Published online Sep 26, 2023. doi: 10.12998/wjcc.v11.i27.6565
Peer-review started: June 6, 2023
First decision: August 4, 2023
Revised: August 11, 2023
Accepted: August 25, 2023
Article in press: August 25, 2023
Published online: September 26, 2023
Processing time: 103 Days and 7.7 Hours
With the withdrawal of paraquat from the market, diquat is widely used, so the treatment of diquat poisoning has become one of the focuses of emergency poisoning diagnosis and treatment.

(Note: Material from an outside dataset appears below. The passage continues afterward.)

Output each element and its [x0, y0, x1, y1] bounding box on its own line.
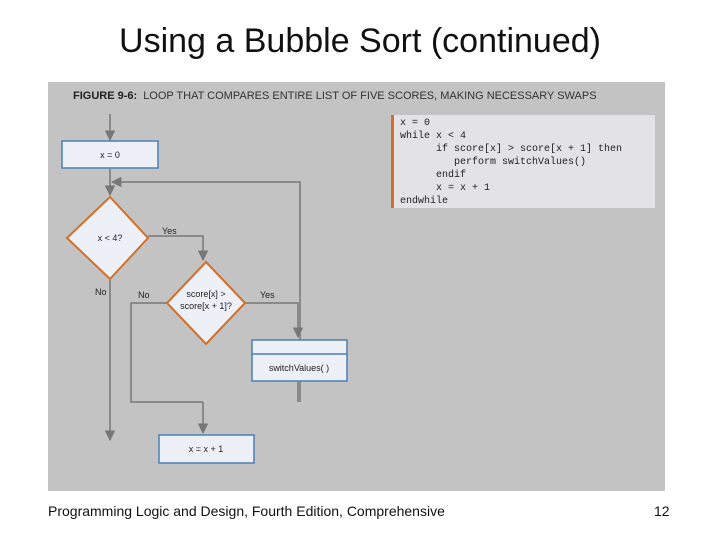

We studied the case of a 17-year-old male patient who drank 200 mL (20 g/100 mL) of diquat solution two hours before arriving at the hospital. Despite the use of treatments such as gastric lavage, hemoperfusion, continuous hemodialysis, glucocorticoids, and organ support, the patient’s condition rapidly progressed to multiorgan failure, and he died 23.5 h after admission.
We summarized the clinical characteristics and treatment strategies of diquat poisoning through this case and performed a literature review to provide a basis and direction for clinical treatment.

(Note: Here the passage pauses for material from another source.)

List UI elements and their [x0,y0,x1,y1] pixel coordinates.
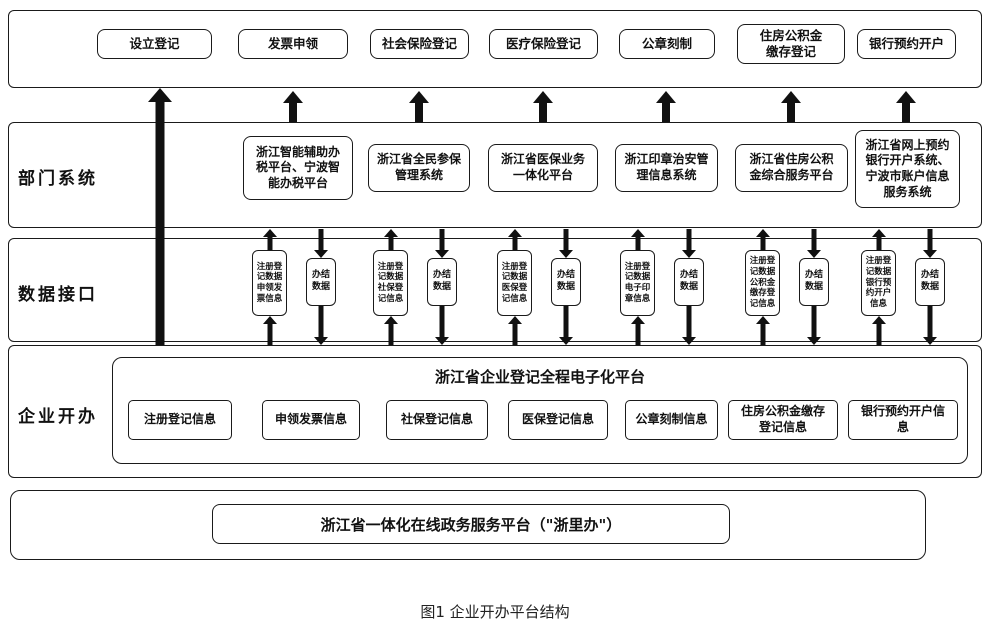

Core Tip: The clinical manifestations of diquat poisoning are mainly local mucosal injury and multiple organ damage. The earlier organ function damage occurs, and the more systems are involved, the poorer the prognosis is. In addition, the prognosis of patients is significantly correlated with the poisoning dose, and fulminant poisoning has a high mortality rate. In the treatment of patients, early and adequate removal of toxins is the focus of treatment, and comprehensive and systematic organ function evaluation and support is also an important part of treatment.